Wednesday, January 3, 2024

New ultra-short period binary discovered

arXiv:

Binary evolution theory predicts that the second common envelope (CE) ejection can produce low-mass (0.32-0.36 Msun) subdwarf B (sdB) stars inside ultrashort-orbital-period binary systems, as their helium cores are ignited under nondegenerate conditions.

Here we report the discovery of a 20.5-minute-orbital-period ellipsoidal binary, TMTS J052610.43+593445.1, in which the visible star is being tidally deformed by an invisible carbon-oxygen white dwarf (WD) companion. 

phys.org:

The orbital periods of such detached sdB binary systems can be as short as 20 minutes. However, to date only four binaries of this type with orbital periods below one hour have been found.

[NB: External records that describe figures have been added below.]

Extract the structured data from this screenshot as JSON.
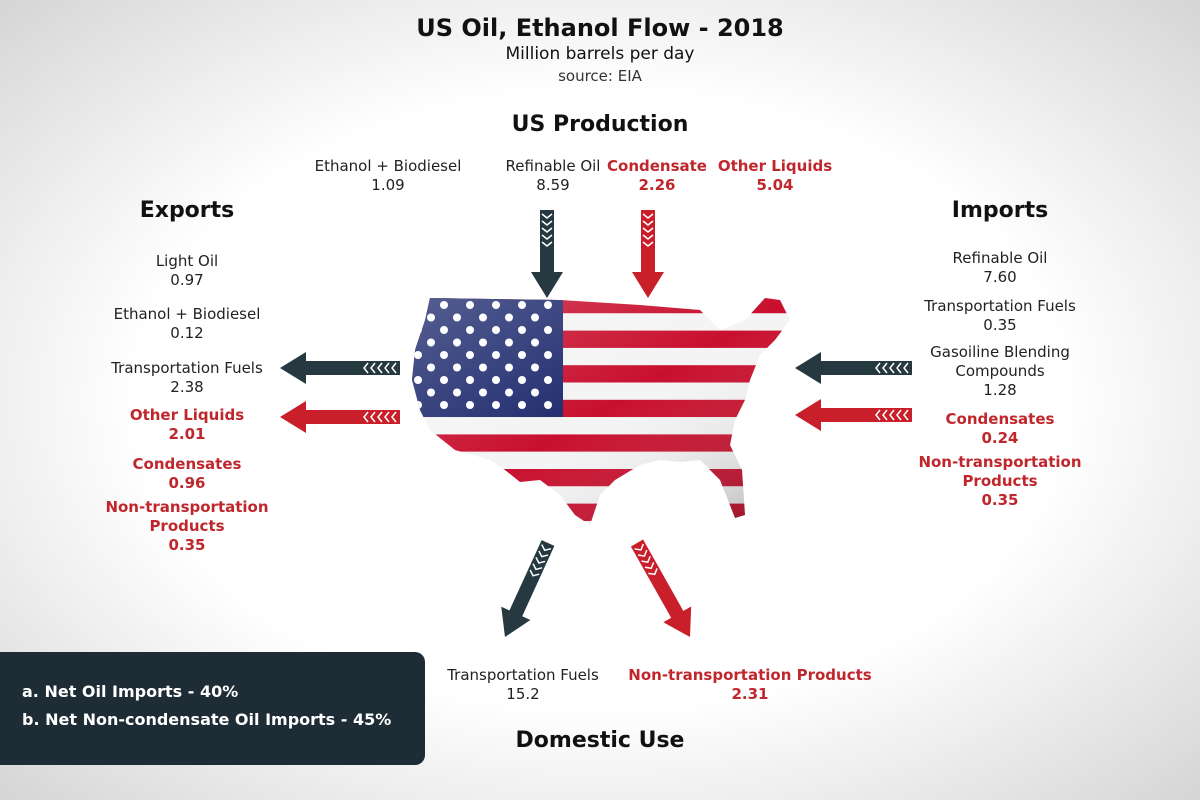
{
  "header": {
    "title": "US Oil, Ethanol Flow - 2018",
    "subtitle": "Million barrels per day",
    "source": "source: EIA"
  },
  "production": {
    "heading": "US Production",
    "items": [
      {
        "label": "Ethanol + Biodiesel",
        "value": "1.09",
        "color": "#222222"
      },
      {
        "label": "Refinable Oil",
        "value": "8.59",
        "color": "#222222"
      },
      {
        "label": "Condensate",
        "value": "2.26",
        "color": "#c0272d"
      },
      {
        "label": "Other Liquids",
        "value": "5.04",
        "color": "#c0272d"
      }
    ]
  },
  "exports": {
    "heading": "Exports",
    "items": [
      {
        "label": "Light Oil",
        "value": "0.97",
        "color": "#222222"
      },
      {
        "label": "Ethanol + Biodiesel",
        "value": "0.12",
        "color": "#222222"
      },
      {
        "label": "Transportation Fuels",
        "value": "2.38",
        "color": "#222222"
      },
      {
        "label": "Other Liquids",
        "value": "2.01",
        "color": "#c0272d"
      },
      {
        "label": "Condensates",
        "value": "0.96",
        "color": "#c0272d"
      },
      {
        "label": "Non-transportation Products",
        "value": "0.35",
        "color": "#c0272d"
      }
    ]
  },
  "imports": {
    "heading": "Imports",
    "items": [
      {
        "label": "Refinable Oil",
        "value": "7.60",
        "color": "#222222"
      },
      {
        "label": "Transportation Fuels",
        "value": "0.35",
        "color": "#222222"
      },
      {
        "label": "Gasoiline Blending Compounds",
        "value": "1.28",
        "color": "#222222"
      },
      {
        "label": "Condensates",
        "value": "0.24",
        "color": "#c0272d"
      },
      {
        "label": "Non-transportation Products",
        "value": "0.35",
        "color": "#c0272d"
      }
    ]
  },
  "domestic_use": {
    "heading": "Domestic Use",
    "items": [
      {
        "label": "Transportation Fuels",
        "value": "15.2",
        "color": "#222222"
      },
      {
        "label": "Non-transportation Products",
        "value": "2.31",
        "color": "#c0272d"
      }
    ]
  },
  "notes": [
    "a. Net Oil Imports - 40%",
    "b. Net Non-condensate Oil Imports - 45%"
  ]
}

Now, a team of astronomers led by Jie Lin of the Tsinghua University in Beijing, China, reports the detection of a new sdB binary with an extremely short orbital period...they discovered a dozen such objects, and one of them, which received designation TMTS J052610.43+593445.1 (or J0526 for short) turned out to be an sdB binary with an orbital period of approximately 20.5 minutes.

BNN Breaking:

The white dwarf, although ten times smaller than the sun, has a mass of 0.735 solar masses and an effective temperature of 25,400 K. This binary system presents astronomers with a unique opportunity to study the physics and evolution of stars under extreme conditions.

In about 1.5 million years, the subdwarf will begin transferring mass to the white dwarf at an even shorter orbital period, leading to the formation of an AM CVn star through the helium-star channel. This process is pivotal for understanding binary evolution from the second common envelope ejection to the formation of AM CVn stars. The discovery of TMTS J052610.43+593445.1 could play a significant role in investigating these binary evolution paths.